Jack R. Woolf, a former president of the University of Texas at Arlington who was described by a colleague as a “founding father” of the institution, died Tuesday. He was 90.
During Mr. Woolf’s administration from 1959 to 1968, the school grew tremendously and he steered its transfer from the Texas A&M system to the UT system.
He was also at the helm when the school admitted its first African-American student.
“He was the founding father, I would say,” said former UTA President Wendell Nedderman. “It was his leadership at critical times at UTA that did well for that institution.
“He epitomized the perfect gentleman in all respects, but he was willing to make decisions that were in the best interest of the university. What more could you ask?”
In 1957, Mr. Woolf, a mechanical engineer, was appointed a dean at what was then known as Arlington State College, then a part of the Texas A&M system.
He was named acting president in 1958 after the sudden death of President E.H. Hereford. The next year, he was named the permanent president.

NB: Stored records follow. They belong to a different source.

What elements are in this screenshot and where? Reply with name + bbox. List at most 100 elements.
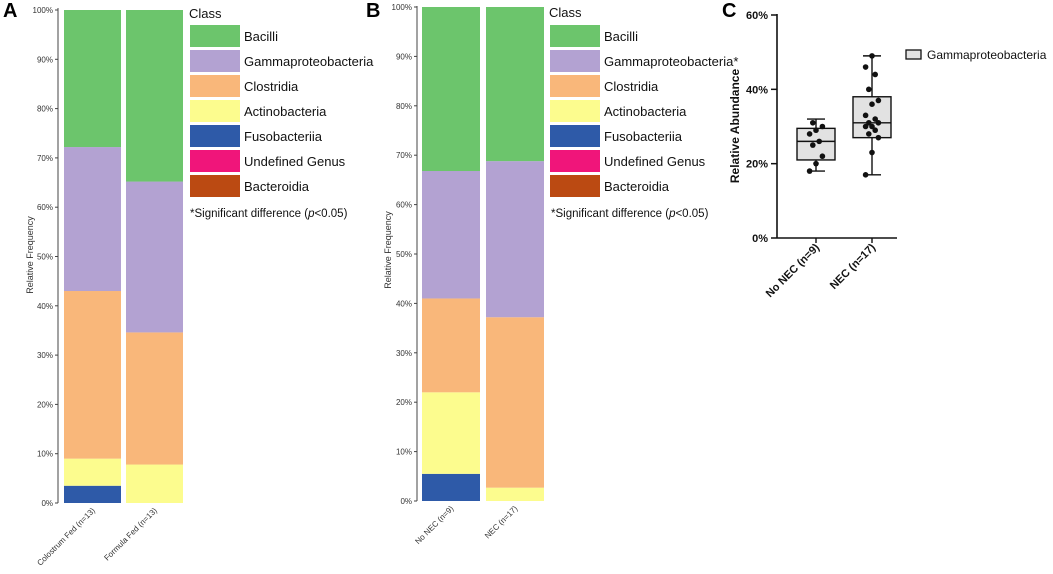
panel-b-bars: [422, 7, 544, 501]
bar-segment-clostridia: [64, 291, 121, 459]
panel-a-y-axis-title: Relative Frequency: [25, 216, 35, 294]
data-point: [819, 153, 826, 160]
bar-segment-gammaproteobacteria: [126, 181, 183, 333]
x-category-label: No NEC (n=9): [413, 504, 455, 546]
y-tick-label: 70%: [37, 154, 53, 163]
panel-a-significance-note: *Significant difference (p<0.05): [190, 208, 348, 220]
bar-segment-bacilli: [64, 10, 121, 148]
legend-swatch: [550, 175, 600, 197]
legend-label: Clostridia: [604, 79, 659, 94]
legend-label: Fusobacteriia: [244, 129, 323, 144]
data-point: [862, 172, 869, 178]
data-point: [869, 123, 875, 130]
legend-swatch: [190, 100, 240, 122]
y-tick-label: 20%: [746, 159, 768, 171]
panel-b: B 0% 10% 20% 30% 40% 50% 60% 70% 80% 90% 100% Rela…: [366, 0, 738, 546]
y-tick-label: 50%: [37, 253, 53, 262]
legend-swatch: [550, 100, 600, 122]
panel-a-x-labels: Colostrum Fed (n=13) Formula Fed (n=13): [35, 506, 159, 568]
data-point: [862, 123, 869, 130]
bar-segment-gammaproteobacteria: [486, 161, 544, 318]
legend-swatch: [550, 25, 600, 47]
data-point: [866, 131, 872, 137]
panel-c-legend-label: Gammaproteobacteria: [927, 48, 1047, 62]
y-tick-label: 90%: [396, 52, 412, 61]
y-tick-label: 40%: [37, 302, 53, 311]
legend-swatch: [190, 150, 240, 172]
bar-segment-bacilli: [422, 7, 480, 172]
bar-segment-actinobacteria: [64, 458, 121, 486]
panel-b-y-ticks: 0% 10% 20% 30% 40% 50% 60% 70% 80% 90% 100%: [392, 3, 417, 506]
legend-label: Undefined Genus: [244, 154, 346, 169]
legend-label: Bacilli: [604, 29, 638, 44]
panel-a-y-ticks: 0% 10% 20% 30% 40% 50% 60% 70% 80% 90% 100%: [33, 6, 58, 508]
data-point: [813, 160, 819, 167]
panel-b-y-axis-title: Relative Frequency: [383, 211, 393, 289]
box-no-nec: [796, 118, 836, 243]
panel-c-boxes: [796, 53, 892, 243]
legend-swatch: [190, 50, 240, 72]
y-tick-label: 0%: [41, 499, 53, 508]
data-point: [869, 149, 875, 156]
legend-label: Bacteroidia: [604, 179, 670, 194]
y-tick-label: 0%: [752, 233, 768, 245]
x-category-label: No NEC (n=9): [764, 241, 823, 300]
y-tick-label: 20%: [37, 400, 53, 409]
data-point: [806, 168, 813, 174]
legend-swatch: [190, 75, 240, 97]
legend-swatch: [190, 175, 240, 197]
legend-label: Fusobacteriia: [604, 129, 683, 144]
legend-label: Bacilli: [244, 29, 278, 44]
panel-c-letter: C: [722, 0, 736, 22]
data-point: [872, 116, 878, 122]
legend-swatch: [550, 125, 600, 147]
panel-a-legend: Bacilli Gammaproteobacteria Clostridia Acti…: [190, 25, 374, 197]
bar-segment-bacilli: [486, 7, 544, 162]
y-tick-label: 100%: [392, 3, 412, 12]
x-category-label: Formula Fed (n=13): [102, 506, 159, 563]
panel-a-letter: A: [3, 0, 17, 22]
data-point: [816, 138, 822, 145]
y-tick-label: 30%: [396, 349, 412, 358]
bar-segment-clostridia: [126, 332, 183, 465]
legend-swatch: [190, 25, 240, 47]
data-point: [869, 53, 875, 59]
bar-segment-gammaproteobacteria: [422, 171, 480, 299]
data-point: [810, 142, 816, 148]
data-point: [810, 119, 816, 126]
legend-label: Gammaproteobacteria*: [604, 54, 738, 69]
x-category-label: Colostrum Fed (n=13): [35, 506, 97, 568]
data-point: [869, 101, 875, 107]
y-tick-label: 60%: [37, 203, 53, 212]
bar-segment-gammaproteobacteria: [64, 147, 121, 292]
bar-segment-clostridia: [422, 298, 480, 393]
y-tick-label: 40%: [396, 299, 412, 308]
y-tick-label: 100%: [33, 6, 53, 15]
data-point: [875, 119, 882, 126]
bar-segment-bacilli: [126, 10, 183, 182]
x-category-label: NEC (n=17): [828, 241, 878, 291]
panel-a-legend-title: Class: [189, 6, 222, 21]
bar-segment-fusobacteriia: [422, 473, 480, 501]
panel-a-bars: [64, 10, 183, 503]
panel-b-significance-note: *Significant difference (p<0.05): [551, 208, 709, 220]
data-point: [806, 131, 813, 137]
legend-label: Actinobacteria: [244, 104, 327, 119]
data-point: [872, 127, 878, 134]
panel-b-x-labels: No NEC (n=9) NEC (n=17): [413, 504, 519, 546]
bar-segment-fusobacteriia: [64, 485, 121, 503]
data-point: [866, 86, 872, 93]
bar-segment-actinobacteria: [486, 487, 544, 501]
y-tick-label: 40%: [746, 84, 768, 96]
data-point: [813, 127, 819, 134]
legend-label: Undefined Genus: [604, 154, 706, 169]
y-tick-label: 80%: [37, 105, 53, 114]
data-point: [866, 119, 872, 126]
y-tick-label: 0%: [400, 497, 412, 506]
panel-c-legend-swatch: [905, 49, 922, 60]
data-point: [862, 64, 869, 70]
legend-swatch: [550, 50, 600, 72]
bar-segment-actinobacteria: [422, 392, 480, 474]
legend-label: Gammaproteobacteria: [244, 54, 374, 69]
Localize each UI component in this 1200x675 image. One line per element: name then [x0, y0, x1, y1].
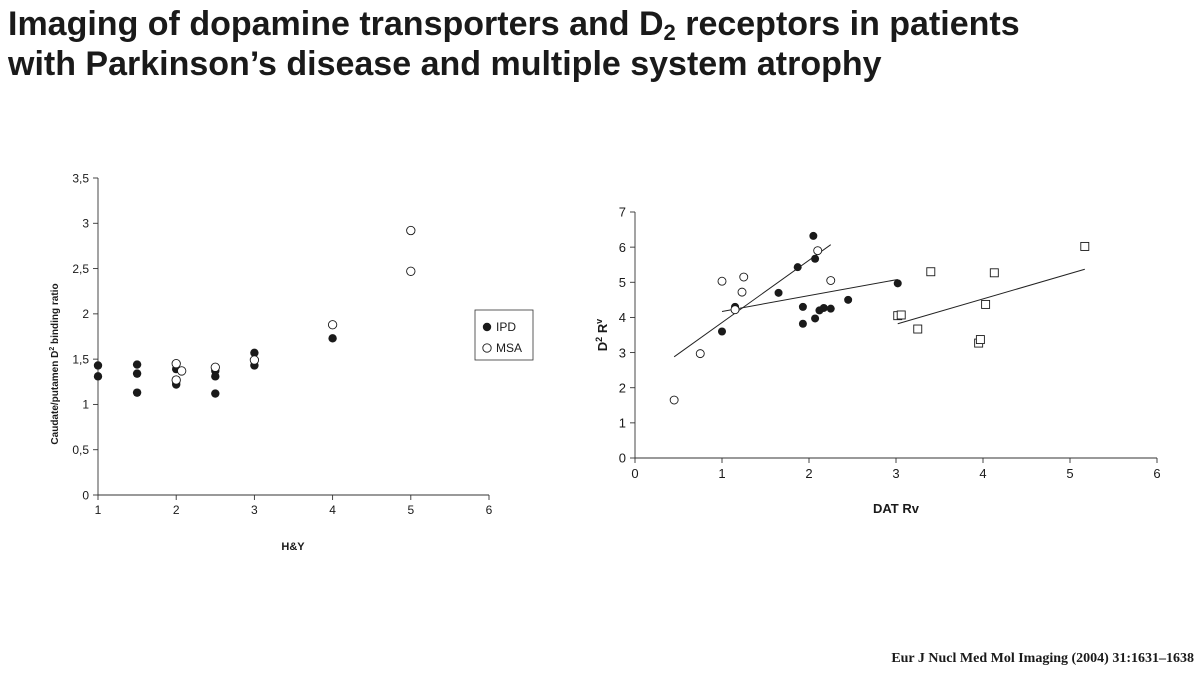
chart2-x-tick-label: 3 [892, 466, 899, 481]
slide-title: Imaging of dopamine transporters and D2 … [8, 4, 1193, 84]
chart1-x-axis-title: H&Y [281, 541, 305, 553]
chart2-point-filled [893, 279, 902, 288]
chart2-axes: 0 1 2 3 4 5 6 0 1 2 3 4 5 6 7 [619, 205, 1161, 481]
chart2-point-square [1080, 241, 1090, 251]
chart2-point-square [981, 299, 991, 309]
chart2-x-tick-label: 6 [1153, 466, 1160, 481]
chart2-y-tick-label: 1 [619, 416, 626, 431]
title-line-1-end: receptors in patients [675, 5, 1020, 43]
title-subscript: 2 [663, 20, 676, 45]
chart2-x-axis-title: DAT Rv [873, 501, 920, 516]
chart1-y-tick-label: 2 [82, 307, 89, 321]
legend-msa-label: MSA [496, 341, 522, 355]
chart2-y-tick-label: 3 [619, 345, 626, 360]
chart1-axes: 1 2 3 4 5 6 0 0,5 1 1,5 2 2,5 3 3,5 [72, 171, 492, 517]
chart1-point-open [406, 266, 416, 276]
chart1-point-open [171, 359, 181, 369]
chart1-y-tick-label: 0,5 [72, 443, 89, 457]
chart2-y-tick-label: 2 [619, 380, 626, 395]
chart1-point-open [406, 225, 416, 236]
chart1-x-tick-label: 5 [407, 503, 414, 517]
citation: Eur J Nucl Med Mol Imaging (2004) 31:163… [891, 651, 1194, 666]
chart2-point-filled [718, 327, 726, 336]
chart2-x-tick-label: 5 [1066, 466, 1073, 481]
chart2-point-filled [774, 288, 783, 297]
chart1-point-filled [132, 360, 142, 369]
chart1-point-open [249, 355, 260, 365]
chart1-y-axis-title: Caudate/putamen D2 binding ratio [49, 283, 61, 444]
chart2-point-open [730, 305, 740, 315]
chart2-y-axis-title: D2 Rv [594, 319, 610, 351]
chart2-point-open [739, 272, 749, 282]
chart2-point-filled [798, 319, 807, 328]
chart1-point-open [210, 362, 220, 372]
chart1-point-filled [93, 372, 103, 381]
chart2-y-tick-label: 5 [619, 275, 626, 290]
chart2-trendline [897, 268, 1085, 325]
chart1-x-tick-label: 2 [173, 503, 180, 517]
chart2-point-square [989, 268, 999, 278]
chart2-point-open [813, 246, 823, 256]
chart2-point-filled [819, 303, 828, 312]
chart1-y-tick-label: 1 [82, 398, 89, 412]
chart2-point-open [695, 349, 705, 359]
hy-binding-ratio-chart: 1 2 3 4 5 6 0 0,5 1 1,5 2 2,5 3 3,5 H&Y Caudate/putam… [49, 171, 534, 553]
legend-msa-marker [482, 343, 492, 353]
chart2-point-open [717, 276, 727, 286]
chart2-x-tick-label: 4 [979, 466, 986, 481]
chart1-point-filled [93, 361, 103, 370]
chart1-y-tick-label: 3 [82, 217, 89, 231]
chart2-x-tick-label: 0 [631, 466, 638, 481]
chart2-y-tick-label: 4 [619, 310, 626, 325]
dat-rv-d2-rv-chart: 0 1 2 3 4 5 6 0 1 2 3 4 5 6 7 DAT Rv D2 Rv [594, 205, 1161, 516]
legend-ipd-label: IPD [496, 320, 516, 334]
chart2-point-square [896, 310, 906, 320]
chart2-point-open [737, 287, 747, 297]
chart1-point-open [327, 320, 338, 330]
chart2-point-filled [793, 263, 802, 272]
chart2-point-filled [844, 295, 853, 304]
chart2-point-open [826, 276, 836, 285]
chart1-point-filled [132, 388, 142, 397]
chart2-x-tick-label: 2 [805, 466, 812, 481]
chart1-point-open [177, 366, 187, 376]
chart2-point-filled [809, 231, 818, 240]
chart2-y-tick-label: 6 [619, 240, 626, 255]
chart1-point-open [171, 375, 181, 385]
chart2-point-square [975, 335, 985, 345]
chart2-point-filled [811, 254, 820, 263]
chart1-y-tick-label: 3,5 [72, 171, 89, 185]
chart2-y-tick-label: 0 [619, 451, 626, 466]
chart2-trendline [673, 244, 832, 358]
chart2-point-filled [826, 304, 835, 313]
chart1-point-filled [250, 348, 259, 358]
chart2-point-square [913, 324, 923, 334]
chart1-point-filled [211, 372, 220, 381]
chart1-marks [93, 225, 416, 398]
chart2-point-filled [811, 314, 820, 323]
chart2-y-tick-label: 7 [619, 205, 626, 220]
chart1-x-tick-label: 4 [329, 503, 336, 517]
chart1-x-tick-label: 6 [486, 503, 493, 517]
chart2-point-filled [798, 302, 807, 311]
chart2-point-square [926, 267, 936, 277]
title-line-2: with Parkinson’s disease and multiple sy… [8, 45, 882, 83]
chart1-point-filled [211, 389, 220, 398]
title-line-1: Imaging of dopamine transporters and D2 … [8, 4, 1193, 44]
chart2-point-open [669, 395, 679, 405]
chart2-trendline [721, 278, 898, 312]
chart2-x-tick-label: 1 [718, 466, 725, 481]
title-line-1-text: Imaging of dopamine transporters and D [8, 5, 664, 43]
chart1-x-tick-label: 3 [251, 503, 258, 517]
legend-ipd-marker [482, 322, 492, 332]
chart1-y-tick-label: 2,5 [72, 262, 89, 276]
chart1-y-tick-label: 0 [82, 488, 89, 502]
chart1-point-filled [328, 334, 337, 343]
chart1-legend: IPD MSA [474, 309, 534, 361]
chart1-x-tick-label: 1 [95, 503, 102, 517]
chart1-point-filled [132, 369, 142, 378]
chart2-marks [669, 231, 1090, 405]
chart1-y-tick-label: 1,5 [72, 352, 89, 366]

It was a time of great growth for the school. From 1949 until 1967, the school’s enrollment grew from 1,532 to about 11,000, a university spokeswoman said.
“The college grew faster than he could fund it,” said his son, Charles Woolf. “He used to spend a lot of time drawing plans for buildings.”
In 1959, the school went from junior college status to a four-year, baccalaureate-degree institution.
Three years later, the first black student enrolled, according to Transitions: A Centennial History of The University of Texas at Arlington.
Nedderman, who was recruited by Mr. Woolf to be the dean of the school’s new school of engineering in 1959, said his friend didn’t shy away from the tough decisions. Nedderman was president for 20 years and retired in 1992.
“It was bound to come, and he expedited it. He thought it was the right thing to do,” he said.
In 1965, the school joined the UT system, and Mr. Woolf fostered the school’s first graduate programs as he worked to achieve the accreditation of five engineering baccalaureate programs.
After stepping down as president in 1968, Mr. Woolf remained a professor of mechanical engineering at UTA until he retired in 1989. He continued to teach mechanical engineering courses until 1994, according to the school.
Woolf Hall, the second-largest building in the UT Arlington College of Engineering, bears his name.
“He was pretty unassuming, pretty factual. He was an engineer,” Charles Woolf said. “Anything he did, it was not a big deal. He was very humble and modest, like many of his generation. You didn’t talk about your accomplishments, you just went out and did it.”
As a child in Arlington, Charles Woolf said, people would ask him what his dad did for a living. His father told him to “ ‘tell them I’m an educator,’ even when he was president of UTA.”
“It says a lot about his character. That was the most important thing to him,” he said.
Mr. Woolf was born June 10, 1924, in Trinidad in East Texas.
He entered Texas A&M in 1941 but in 1943 went on active duty in the Army. He became a commissioned officer in the Air Corps. After more than three years’ service, including a year in the Philippines, he re-entered Texas A&M and received bachelor’s and master’s degrees.
In 1948, he married Martha Frazar of Strawn. They moved to Indiana, where he was an instructor and graduate student at Purdue University, where he also earned his doctorate in 1951.
In addition to his son Charles, survivors include son Mark Woolf; two grandchildren; and two great-grandchildren; and a sister, Lila Caraway.